There are two categories of emotions involved in this scenario. In the first category, there is tremendous excitement. The moment you receive the notification that your app is now “in review” is unlike any other. Your heart begins to race! Knowing that after numerous hours of toil working on the app and several moments of frustration, your app is inching ever-closer to being public. All of the time and effort is about to become something real to the outside world. This thing you have worked on will now be available for others to download.
On the other hand there is this fear. There is fear it won’t be good enough. You start asking yourself questions like, “will anyone download the app?” If your app is a true first version, then it probably lacks some level of polish or functionality you desire in your application in an effort to publish the first version. First versions vary greatly in the amount of features or polish they contain. Many first versions, or 1.0, serve as a proof of concept. Applications for corporations or organizations tend to have a longer initial development cycle when compared to personal or independent projects.
The application purpose often dictates the amount of features which go into the first version. If the application is for an employer, then most likely the app is built according to a project specification which was created by a team of people. If this version is for your own personal project, then you have more control as to what goes into the first version. This is where I found myself when releasing Pure Trivia. I was the one creating the specifications and I was the one implementing the specifications.

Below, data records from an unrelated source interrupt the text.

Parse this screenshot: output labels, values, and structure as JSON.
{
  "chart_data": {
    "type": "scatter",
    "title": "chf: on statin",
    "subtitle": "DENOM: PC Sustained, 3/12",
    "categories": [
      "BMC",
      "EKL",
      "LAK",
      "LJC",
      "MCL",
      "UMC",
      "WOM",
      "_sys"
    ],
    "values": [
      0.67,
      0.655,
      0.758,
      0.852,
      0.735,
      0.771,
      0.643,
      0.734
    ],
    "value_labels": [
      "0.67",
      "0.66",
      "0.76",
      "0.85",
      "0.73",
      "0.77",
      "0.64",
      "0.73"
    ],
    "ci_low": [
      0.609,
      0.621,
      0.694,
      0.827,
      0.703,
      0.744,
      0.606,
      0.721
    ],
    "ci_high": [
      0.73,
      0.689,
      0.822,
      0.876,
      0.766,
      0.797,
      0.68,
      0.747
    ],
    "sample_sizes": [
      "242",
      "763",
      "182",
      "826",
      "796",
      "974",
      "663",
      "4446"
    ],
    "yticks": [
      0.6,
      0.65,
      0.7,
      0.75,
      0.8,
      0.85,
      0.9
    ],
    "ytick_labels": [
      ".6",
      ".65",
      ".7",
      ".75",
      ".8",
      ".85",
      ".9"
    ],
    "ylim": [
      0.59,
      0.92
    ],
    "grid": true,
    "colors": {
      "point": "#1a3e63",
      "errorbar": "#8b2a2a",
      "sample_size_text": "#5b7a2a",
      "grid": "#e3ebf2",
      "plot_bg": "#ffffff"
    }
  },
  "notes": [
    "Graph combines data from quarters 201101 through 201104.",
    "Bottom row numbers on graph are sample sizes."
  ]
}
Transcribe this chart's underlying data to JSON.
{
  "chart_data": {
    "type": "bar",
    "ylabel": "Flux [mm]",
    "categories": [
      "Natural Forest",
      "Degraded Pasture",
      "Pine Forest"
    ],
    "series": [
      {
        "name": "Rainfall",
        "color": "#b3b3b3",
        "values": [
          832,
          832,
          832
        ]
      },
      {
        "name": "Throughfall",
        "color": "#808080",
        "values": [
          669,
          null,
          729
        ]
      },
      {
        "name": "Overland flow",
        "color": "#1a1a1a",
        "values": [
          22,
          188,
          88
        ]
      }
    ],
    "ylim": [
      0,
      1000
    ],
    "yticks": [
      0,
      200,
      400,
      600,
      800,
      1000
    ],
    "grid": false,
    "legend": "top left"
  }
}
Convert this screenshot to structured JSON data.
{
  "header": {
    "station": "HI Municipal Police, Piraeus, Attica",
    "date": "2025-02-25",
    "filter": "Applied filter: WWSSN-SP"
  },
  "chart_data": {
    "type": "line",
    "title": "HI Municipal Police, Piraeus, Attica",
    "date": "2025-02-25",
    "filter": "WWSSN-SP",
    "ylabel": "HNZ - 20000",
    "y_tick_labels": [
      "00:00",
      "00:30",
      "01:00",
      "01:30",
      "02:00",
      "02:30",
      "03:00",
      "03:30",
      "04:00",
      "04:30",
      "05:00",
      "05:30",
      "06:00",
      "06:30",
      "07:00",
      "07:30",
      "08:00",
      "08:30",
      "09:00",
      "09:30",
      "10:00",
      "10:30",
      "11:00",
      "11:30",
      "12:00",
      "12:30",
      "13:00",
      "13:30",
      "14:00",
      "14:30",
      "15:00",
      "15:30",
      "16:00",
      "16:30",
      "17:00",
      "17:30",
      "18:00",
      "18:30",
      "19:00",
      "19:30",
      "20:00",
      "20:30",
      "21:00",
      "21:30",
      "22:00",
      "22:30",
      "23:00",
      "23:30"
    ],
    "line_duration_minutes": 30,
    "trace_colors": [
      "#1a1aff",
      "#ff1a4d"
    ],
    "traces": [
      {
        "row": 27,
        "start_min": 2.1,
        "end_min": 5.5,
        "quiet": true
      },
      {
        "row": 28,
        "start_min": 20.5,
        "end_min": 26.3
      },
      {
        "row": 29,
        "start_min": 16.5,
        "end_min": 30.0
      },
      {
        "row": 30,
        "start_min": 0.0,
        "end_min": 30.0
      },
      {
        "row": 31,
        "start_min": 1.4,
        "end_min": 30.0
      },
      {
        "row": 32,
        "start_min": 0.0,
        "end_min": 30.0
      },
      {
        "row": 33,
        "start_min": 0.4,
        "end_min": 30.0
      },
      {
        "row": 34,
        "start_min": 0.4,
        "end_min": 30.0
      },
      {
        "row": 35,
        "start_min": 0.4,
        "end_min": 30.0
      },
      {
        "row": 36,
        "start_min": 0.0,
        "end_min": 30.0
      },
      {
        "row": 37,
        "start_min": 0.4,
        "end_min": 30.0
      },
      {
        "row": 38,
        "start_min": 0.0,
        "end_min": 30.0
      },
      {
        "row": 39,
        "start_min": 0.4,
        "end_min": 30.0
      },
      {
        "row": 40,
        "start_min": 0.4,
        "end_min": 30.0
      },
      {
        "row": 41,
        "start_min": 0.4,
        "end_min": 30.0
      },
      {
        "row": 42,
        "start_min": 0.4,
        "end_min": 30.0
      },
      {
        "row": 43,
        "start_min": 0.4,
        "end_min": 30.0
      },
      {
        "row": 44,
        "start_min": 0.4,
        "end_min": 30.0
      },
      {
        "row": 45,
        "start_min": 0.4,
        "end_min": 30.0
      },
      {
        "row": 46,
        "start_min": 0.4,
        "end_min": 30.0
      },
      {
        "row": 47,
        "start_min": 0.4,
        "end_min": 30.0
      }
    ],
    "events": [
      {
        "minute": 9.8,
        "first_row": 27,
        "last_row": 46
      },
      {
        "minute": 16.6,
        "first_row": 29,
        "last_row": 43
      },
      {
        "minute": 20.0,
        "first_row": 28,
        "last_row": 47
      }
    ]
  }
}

What it takes to build something great is a bit of an acquired set of skills. It is knowing when to ship the first version. Knowing what the product needs to prove the concept to your audience. It is recognizing what is truly important for your project and letting that guide your decisions. It is deciding to ship something “good enough to move on” (Craig Groeschel) versus not shipping something at all because it is not “perfect.” It is overcoming the internal battle of vulnerability so your product can be seen. It is knowing that no matter the level of polish, others will find things to criticize.
I’ll be the first to say that this article is probably not the roadmap to greatness which you desired when you tapped or clicked on it. I do hope that it will shed some light on the psychology or mental challenges involved in shipping great software. I hope it encourages others to be vulnerable and share their creation with the world. I hope that it educates the general public on what exactly goes into building the apps they download each and every day.